Gustave Paturel se leva et alla se servir un autre whisky. Sans glace.

Tant pis.

— Tu me fais quoi, là, Ovide, avec ton histoire de pirates ? Je sais que tu as souvent des idées tordues. Mais là… C’est le Capitaine Crochet qui a poignardé le jeune Mungaray ?

— Ecoute-moi, Gustave. Je suis sérieux. Je ne te parle pas de la légende. Le drapeau à tête de mort, le bandeau, la jambe de bois… Je te parle de la véritable histoire. Tu es au courant tout de même que les pirates ont vraiment existé ?

— Mouais…

— Je te parle d’un fait historique, Gustave. Un fait historique qui s’est développé à partir du XVIIe siècle. Tu sais qui étaient les pirates, Gustave ?

— Vas-y…

— Il ne faut pas les confondre avec les corsaires, Gustave. Les corsaires étaient aux services des monarques, des fonctionnaires, des militaires, ils recevaient la lettre de marque du roi. Les pirates n’avaient rien à voir ! Ils étaient des types qui avaient fui toutes les hiérarchies, militaires, religieuses, sociales, et qui ont essayé pendant plus d’un siècle de construire une autre forme d’organisation basée sur l’égalité des membres.
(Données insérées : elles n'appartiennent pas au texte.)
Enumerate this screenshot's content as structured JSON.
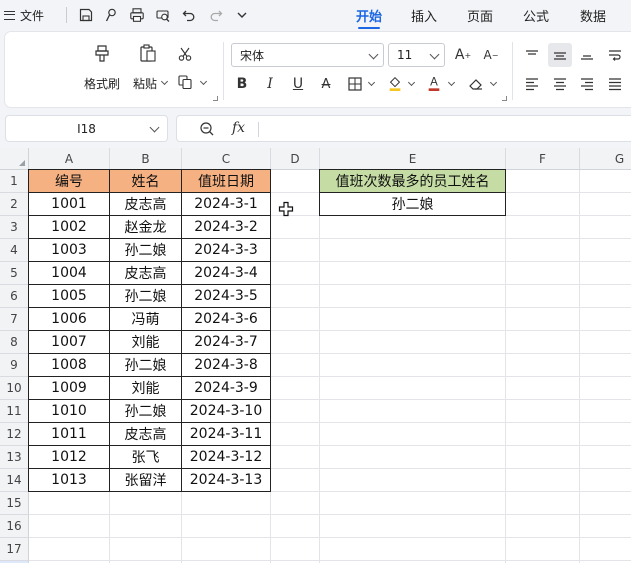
{
  "menu": {
    "file_label": "文件",
    "tabs": [
      {
        "label": "开始",
        "active": true
      },
      {
        "label": "插入",
        "active": false
      },
      {
        "label": "页面",
        "active": false
      },
      {
        "label": "公式",
        "active": false
      },
      {
        "label": "数据",
        "active": false
      }
    ],
    "quick_access_icons": [
      "save-icon",
      "format-brush-icon",
      "print-icon",
      "print-preview-icon",
      "undo-icon",
      "redo-icon",
      "more-chevron-icon"
    ]
  },
  "ribbon": {
    "format_painter_label": "格式刷",
    "paste_label": "粘贴",
    "font_name": "宋体",
    "font_size": "11",
    "bold": "B",
    "italic": "I",
    "underline": "U",
    "strike": "A",
    "font_color": "A",
    "font_color_value": "#c0392b",
    "fill_color_value": "#f3c623"
  },
  "formula_bar": {
    "name_box": "I18",
    "fx_label": "fx",
    "formula": ""
  },
  "grid": {
    "columns": [
      "A",
      "B",
      "C",
      "D",
      "E",
      "F",
      "G"
    ],
    "rows": [
      "1",
      "2",
      "3",
      "4",
      "5",
      "6",
      "7",
      "8",
      "9",
      "10",
      "11",
      "12",
      "13",
      "14",
      "15",
      "16",
      "17",
      "18"
    ],
    "selected_row": "18",
    "table_headers": [
      "编号",
      "姓名",
      "值班日期"
    ],
    "table_rows": [
      [
        "1001",
        "皮志高",
        "2024-3-1"
      ],
      [
        "1002",
        "赵金龙",
        "2024-3-2"
      ],
      [
        "1003",
        "孙二娘",
        "2024-3-3"
      ],
      [
        "1004",
        "皮志高",
        "2024-3-4"
      ],
      [
        "1005",
        "孙二娘",
        "2024-3-5"
      ],
      [
        "1006",
        "冯萌",
        "2024-3-6"
      ],
      [
        "1007",
        "刘能",
        "2024-3-7"
      ],
      [
        "1008",
        "孙二娘",
        "2024-3-8"
      ],
      [
        "1009",
        "刘能",
        "2024-3-9"
      ],
      [
        "1010",
        "孙二娘",
        "2024-3-10"
      ],
      [
        "1011",
        "皮志高",
        "2024-3-11"
      ],
      [
        "1012",
        "张飞",
        "2024-3-12"
      ],
      [
        "1013",
        "张留洋",
        "2024-3-13"
      ]
    ],
    "result_header": "值班次数最多的员工姓名",
    "result_value": "孙二娘",
    "header_fill": "#f6b183",
    "result_header_fill": "#c5dca5"
  }
}
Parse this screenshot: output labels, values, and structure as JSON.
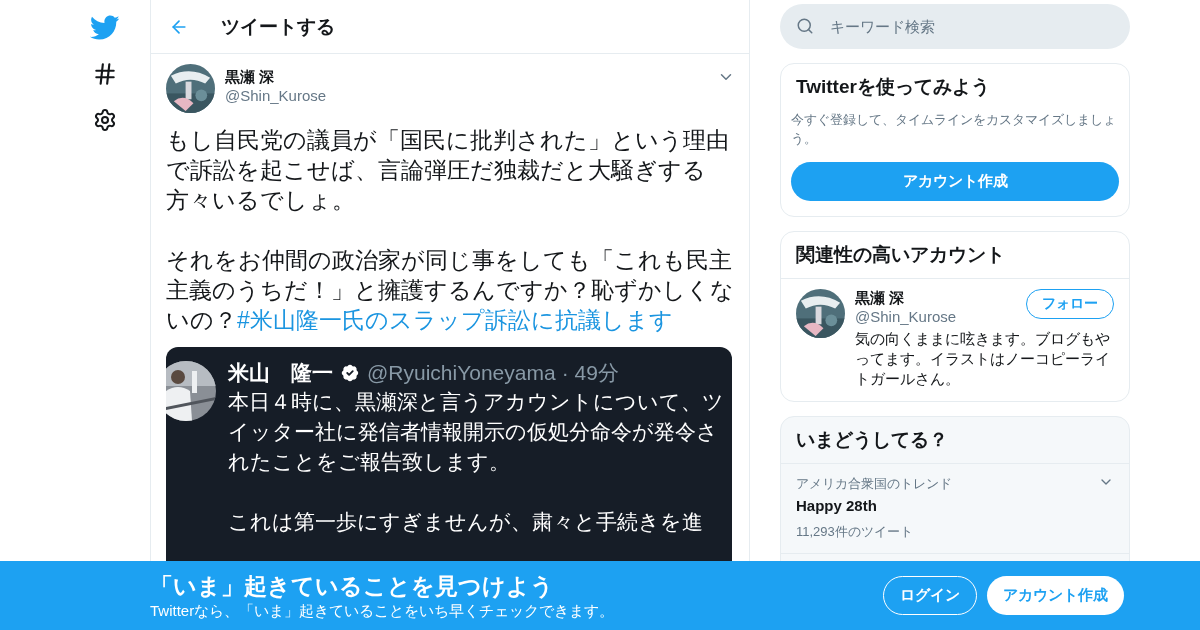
{
  "header": {
    "title": "ツイートする"
  },
  "tweet": {
    "name": "黒瀬 深",
    "handle": "@Shin_Kurose",
    "paragraphs": [
      {
        "text": "もし自民党の議員が「国民に批判された」という理由で訴訟を起こせば、言論弾圧だ独裁だと大騒ぎする方々いるでしょ。"
      },
      {
        "text": "それをお仲間の政治家が同じ事をしても「これも民主主義のうちだ！」と擁護するんですか？恥ずかしくないの？",
        "hashtag": "#米山隆一氏のスラップ訴訟に抗議します"
      }
    ],
    "embedded": {
      "name": "米山　隆一",
      "handle": "@RyuichiYoneyama",
      "time": "· 49分",
      "paragraphs": [
        "本日４時に、黒瀬深と言うアカウントについて、ツイッター社に発信者情報開示の仮処分命令が発令されたことをご報告致します。",
        "これは第一歩にすぎませんが、粛々と手続きを進"
      ]
    }
  },
  "search": {
    "placeholder": "キーワード検索"
  },
  "signup_card": {
    "title": "Twitterを使ってみよう",
    "text": "今すぐ登録して、タイムラインをカスタマイズしましょう。",
    "button": "アカウント作成"
  },
  "related": {
    "title": "関連性の高いアカウント",
    "accounts": [
      {
        "name": "黒瀬 深",
        "handle": "@Shin_Kurose",
        "bio": "気の向くままに呟きます。ブログもやってます。イラストはノーコピーライトガールさん。",
        "button": "フォロー"
      }
    ]
  },
  "trends": {
    "title": "いまどうしてる？",
    "items": [
      {
        "context": "アメリカ合衆国のトレンド",
        "name": "Happy 28th",
        "count": "11,293件のツイート"
      }
    ]
  },
  "banner": {
    "title": "「いま」起きていることを見つけよう",
    "subtitle": "Twitterなら、「いま」起きていることをいち早くチェックできます。",
    "login": "ログイン",
    "signup": "アカウント作成"
  }
}
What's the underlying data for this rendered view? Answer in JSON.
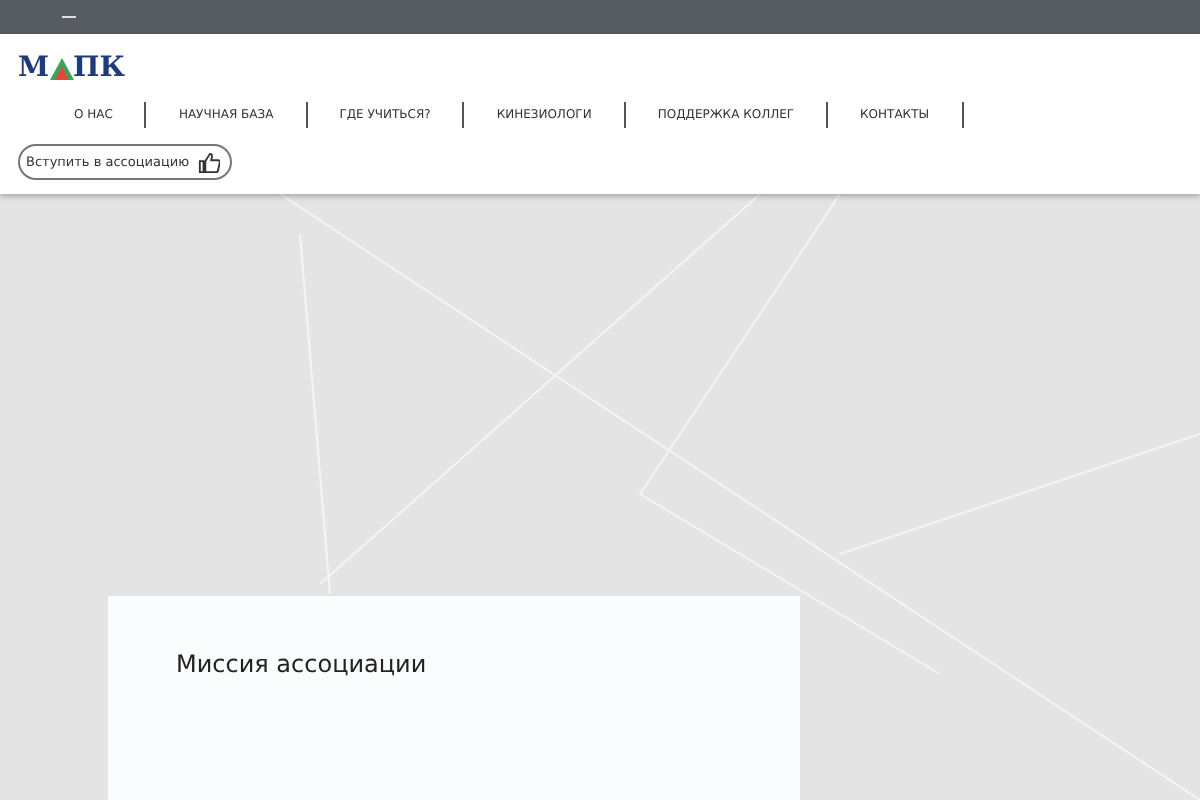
{
  "logo": {
    "left": "М",
    "right": "ПК"
  },
  "nav": [
    {
      "label": "О НАС"
    },
    {
      "label": "НАУЧНАЯ БАЗА"
    },
    {
      "label": "ГДЕ УЧИТЬСЯ?"
    },
    {
      "label": "КИНЕЗИОЛОГИ"
    },
    {
      "label": "ПОДДЕРЖКА КОЛЛЕГ"
    },
    {
      "label": "КОНТАКТЫ"
    }
  ],
  "join_button": {
    "label": "Вступить в ассоциацию"
  },
  "card": {
    "title": "Миссия ассоциации"
  }
}
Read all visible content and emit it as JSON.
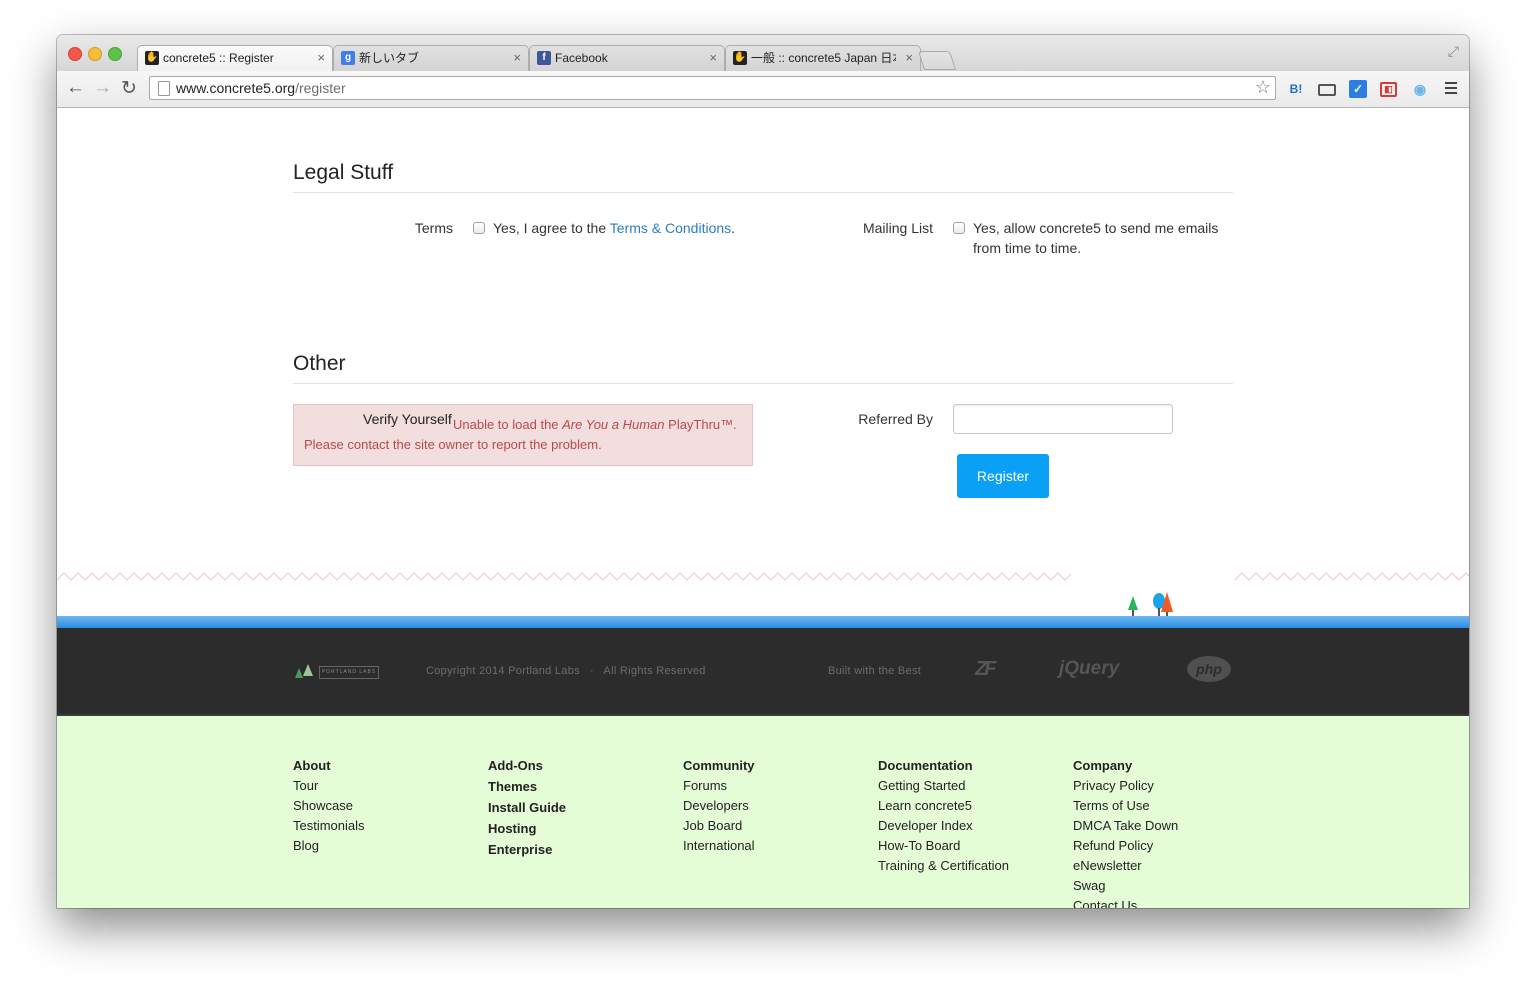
{
  "browser": {
    "tabs": [
      {
        "title": "concrete5 :: Register",
        "active": true,
        "favicon": "concrete5-hand-icon"
      },
      {
        "title": "新しいタブ",
        "active": false,
        "favicon": "google-icon"
      },
      {
        "title": "Facebook",
        "active": false,
        "favicon": "facebook-icon"
      },
      {
        "title": "一般 :: concrete5 Japan 日本",
        "active": false,
        "favicon": "concrete5-hand-icon"
      }
    ],
    "tab_close": "×",
    "url_host": "www.concrete5.org",
    "url_path": "/register",
    "extensions": [
      {
        "label": "B!",
        "color": "#1f6fd0"
      },
      {
        "label": "",
        "color": "#555555"
      },
      {
        "label": "",
        "color": "#2a7fe0"
      },
      {
        "label": "",
        "color": "#d83b34"
      },
      {
        "label": "",
        "color": "#6ab4e6"
      }
    ]
  },
  "legal": {
    "title": "Legal Stuff",
    "terms_label": "Terms",
    "terms_text": "Yes, I agree to the ",
    "terms_link": "Terms & Conditions",
    "terms_end": ".",
    "mailing_label": "Mailing List",
    "mailing_text_line1": "Yes, allow concrete5 to send me emails",
    "mailing_text_line2": "from time to time."
  },
  "other": {
    "title": "Other",
    "verify_label": "Verify Yourself",
    "error_line1_pre": "Unable to load the ",
    "error_line1_em": "Are You a Human",
    "error_line1_post": " PlayThru™.",
    "error_line2": "Please contact the site owner to report the problem.",
    "referred_label": "Referred By",
    "referred_value": "",
    "register_label": "Register"
  },
  "dark_footer": {
    "logo_text": "PORTLAND LABS",
    "copyright": "Copyright 2014 Portland Labs   ·   All Rights Reserved",
    "built_with": "Built with the Best",
    "zf_logo": "ZF",
    "jquery_logo": "jQuery",
    "php_logo": "php"
  },
  "footer_columns": [
    {
      "heading": "About",
      "items": [
        "Tour",
        "Showcase",
        "Testimonials",
        "Blog"
      ]
    },
    {
      "heading": "Add-Ons",
      "items": [
        "Themes",
        "Install Guide",
        "Hosting",
        "Enterprise"
      ]
    },
    {
      "heading": "Community",
      "items": [
        "Forums",
        "Developers",
        "Job Board",
        "International"
      ]
    },
    {
      "heading": "Documentation",
      "items": [
        "Getting Started",
        "Learn concrete5",
        "Developer Index",
        "How-To Board",
        "Training & Certification"
      ]
    },
    {
      "heading": "Company",
      "items": [
        "Privacy Policy",
        "Terms of Use",
        "DMCA Take Down",
        "Refund Policy",
        "eNewsletter",
        "Swag",
        "Contact Us"
      ]
    }
  ]
}
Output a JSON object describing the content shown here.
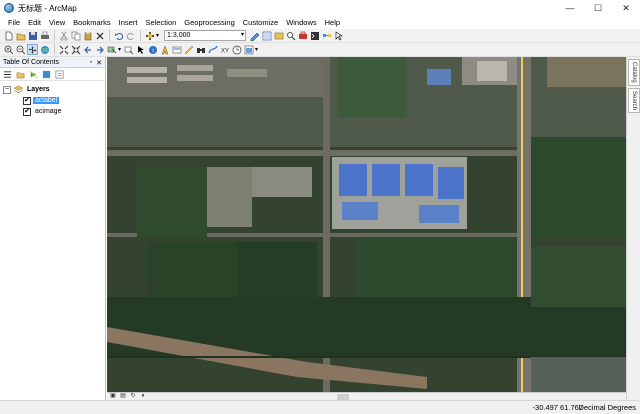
{
  "window": {
    "title": "无标题 - ArcMap",
    "minimize": "—",
    "maximize": "☐",
    "close": "✕"
  },
  "menu": [
    "File",
    "Edit",
    "View",
    "Bookmarks",
    "Insert",
    "Selection",
    "Geoprocessing",
    "Customize",
    "Windows",
    "Help"
  ],
  "toolbar": {
    "scale_value": "1:3,000",
    "scale_dropdown": "▾"
  },
  "toc": {
    "title": "Table Of Contents",
    "pin": "▫",
    "close": "✕",
    "root_label": "Layers",
    "root_expander": "−",
    "layers": [
      {
        "name": "aclabel",
        "checked": "✔",
        "selected": true
      },
      {
        "name": "acimage",
        "checked": "✔",
        "selected": false
      }
    ]
  },
  "right_dock": {
    "tabs": [
      "Catalog",
      "Search"
    ]
  },
  "status": {
    "coordinates": "-30.497  61.767",
    "units": "Decimal Degrees"
  },
  "colors": {
    "selection_highlight": "#3399ff",
    "building_roof": "#4a73c9",
    "field_green": "#2f4a2d"
  }
}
Les premières démocraties ! Même le capitaine était élu. S’il trahissait la chasse-partie, il était renversé… Les pirates ont inventé une nouvelle utopie ! Une utopie égalitaire. Ce ne sont pas leurs sabres qui ont fait trembler les royaumes, ce sont leurs valeurs. C’est pour cela que les monarchies, les empires, les républiques se sont unis pour les détruire. C’est pour cela qu’on a appris aux enfants les jambes de bois, les têtes balafrées et les tonneaux de rhum. Pour ridiculiser l’utopie. Pour tourner en dérision la subversion ! Le problème, Gustave, c’est que ce genre d’utopie ne meurt jamais complètement. Jette un coup d’œil sur le net, Gustave. Tu verras le nombre de sites consacrés aux pirates… Les vrais. Les anarchistes. Ceux qui veulent faire sauter le système !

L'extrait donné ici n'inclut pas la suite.